Maja Bohosiewicz w instagramowym wpisie wyznała, iż w tej chwili walczy z szeregiem dolegliwości. Jak przyznała, we znaki dały się jej ostatni czas treningów do programu, który był dla niej dość trudny. "Przez długi czas sądziłam, iż stres po prostu 'czuje'. Że to napięcie w karku, szybki oddech, trudność z zasypianiem. Nie sądziłam, iż może aż tak wpłynąć na ciało. Po tygodniach nieregularnego jedzenia, treningów, braku snu i życia w ciągłym napięciu moje jelita po prostu się zatrzymały. Brzuch spuchł, trawienie się rozjechało, a ciało przestało reagować tak, jak kiedyś. Kompletny brak energii i brzuch jak balon, chociaż waga bardzo podobna" - napisała Maja Bohosiewicz na Instagramie.

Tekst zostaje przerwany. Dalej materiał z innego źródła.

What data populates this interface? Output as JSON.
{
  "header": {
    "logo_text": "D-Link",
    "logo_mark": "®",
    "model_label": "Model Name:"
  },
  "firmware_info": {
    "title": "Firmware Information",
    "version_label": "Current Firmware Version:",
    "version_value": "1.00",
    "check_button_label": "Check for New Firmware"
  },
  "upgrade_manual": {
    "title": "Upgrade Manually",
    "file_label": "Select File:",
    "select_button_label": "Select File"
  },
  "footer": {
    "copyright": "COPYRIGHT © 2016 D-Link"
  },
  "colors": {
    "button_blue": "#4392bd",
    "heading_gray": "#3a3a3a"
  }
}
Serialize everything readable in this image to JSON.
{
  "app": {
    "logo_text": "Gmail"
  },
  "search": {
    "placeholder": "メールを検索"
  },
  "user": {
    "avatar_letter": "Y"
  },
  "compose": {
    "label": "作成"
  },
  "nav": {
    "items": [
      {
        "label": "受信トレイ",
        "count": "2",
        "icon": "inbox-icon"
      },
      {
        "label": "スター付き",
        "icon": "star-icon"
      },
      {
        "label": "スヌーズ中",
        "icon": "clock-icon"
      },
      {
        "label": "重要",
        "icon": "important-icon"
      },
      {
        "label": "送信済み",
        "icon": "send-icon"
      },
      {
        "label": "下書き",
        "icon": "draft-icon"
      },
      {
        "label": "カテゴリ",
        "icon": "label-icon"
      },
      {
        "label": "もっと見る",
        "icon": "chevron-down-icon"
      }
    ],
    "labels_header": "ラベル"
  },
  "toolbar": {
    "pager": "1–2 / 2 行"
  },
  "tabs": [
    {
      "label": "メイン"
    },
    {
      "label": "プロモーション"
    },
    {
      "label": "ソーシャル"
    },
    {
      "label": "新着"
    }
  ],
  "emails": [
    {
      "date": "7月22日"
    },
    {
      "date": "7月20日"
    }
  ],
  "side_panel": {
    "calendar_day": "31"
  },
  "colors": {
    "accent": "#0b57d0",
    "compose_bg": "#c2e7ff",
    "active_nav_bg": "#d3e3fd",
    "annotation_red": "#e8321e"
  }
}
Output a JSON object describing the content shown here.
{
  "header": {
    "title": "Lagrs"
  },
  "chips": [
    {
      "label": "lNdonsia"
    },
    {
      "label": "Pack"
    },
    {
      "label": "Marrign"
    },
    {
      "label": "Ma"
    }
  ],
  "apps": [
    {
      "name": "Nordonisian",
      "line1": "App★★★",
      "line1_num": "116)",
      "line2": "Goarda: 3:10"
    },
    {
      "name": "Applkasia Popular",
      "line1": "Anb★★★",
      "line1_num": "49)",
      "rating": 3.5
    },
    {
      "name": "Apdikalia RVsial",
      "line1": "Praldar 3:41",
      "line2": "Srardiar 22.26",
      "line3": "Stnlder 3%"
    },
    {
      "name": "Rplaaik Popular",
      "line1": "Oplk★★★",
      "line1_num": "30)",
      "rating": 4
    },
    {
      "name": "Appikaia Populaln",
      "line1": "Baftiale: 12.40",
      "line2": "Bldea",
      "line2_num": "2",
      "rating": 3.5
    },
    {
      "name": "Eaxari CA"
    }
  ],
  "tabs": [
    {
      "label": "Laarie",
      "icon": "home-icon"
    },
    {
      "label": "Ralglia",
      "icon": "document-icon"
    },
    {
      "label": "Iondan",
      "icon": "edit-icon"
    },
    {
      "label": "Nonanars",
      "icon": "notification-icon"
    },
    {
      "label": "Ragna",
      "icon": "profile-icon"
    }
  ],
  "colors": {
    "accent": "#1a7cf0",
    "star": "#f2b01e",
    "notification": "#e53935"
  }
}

Maja Bohosiewicz o swojej rutynie: Odrzuciłam cukier, nabiał i surowe warzywa
Celebrytka wyznała także, iż w tej chwili jest pod opieką lekarską. Zrobiła szereg badań i teraz czeka na wyniki. Opowiedziała też o swojej dziennej rutynie. Okazuje się, iż postanowiła ograniczyć także swoją aktywność w mediach społecznościowych. "Jestem teraz pod opieką lekarza, zrobiłam cały zestaw badań i czekam. Na ten moment włączyłam suplementację na jelita, zaczynam posiłek od wywaru, piję tylko ciepłe napoje, chodzę spać o 23:00, wieczorem czytam książkę, odrzuciłam cukier, nabiał i surowe warzywa. Dostęp do telefonu ostatnie tygodnie minimalny" - napisała Bohosiewicz. Influencerka zwróciła się także do swoich obserwatorów po porady. "Nie mam jeszcze wszystkich odpowiedzi, ale wiem jedno: ciało zawsze mówi pierwsze. Trzeba tylko znaleźć chwilę, żeby go posłuchać. Wszystkie porady chętnie przyjmę, bo wiem, iż wiele z was tę drogę już przechodziło" - dodała. W komentarzach pojawiło się wiele sugestii. Głos zabrała m.in. Karolina Pisarek. "To, co mi pomogło to: sen, maślan sodu i zmiana trybu życia - nie wszystko za wszelką cenę. Zdrowie jest najważniejsze" - napisała. "Na moje oko - witaj w koszmarze nazwanym SIBO" - dodała Odeta Moro.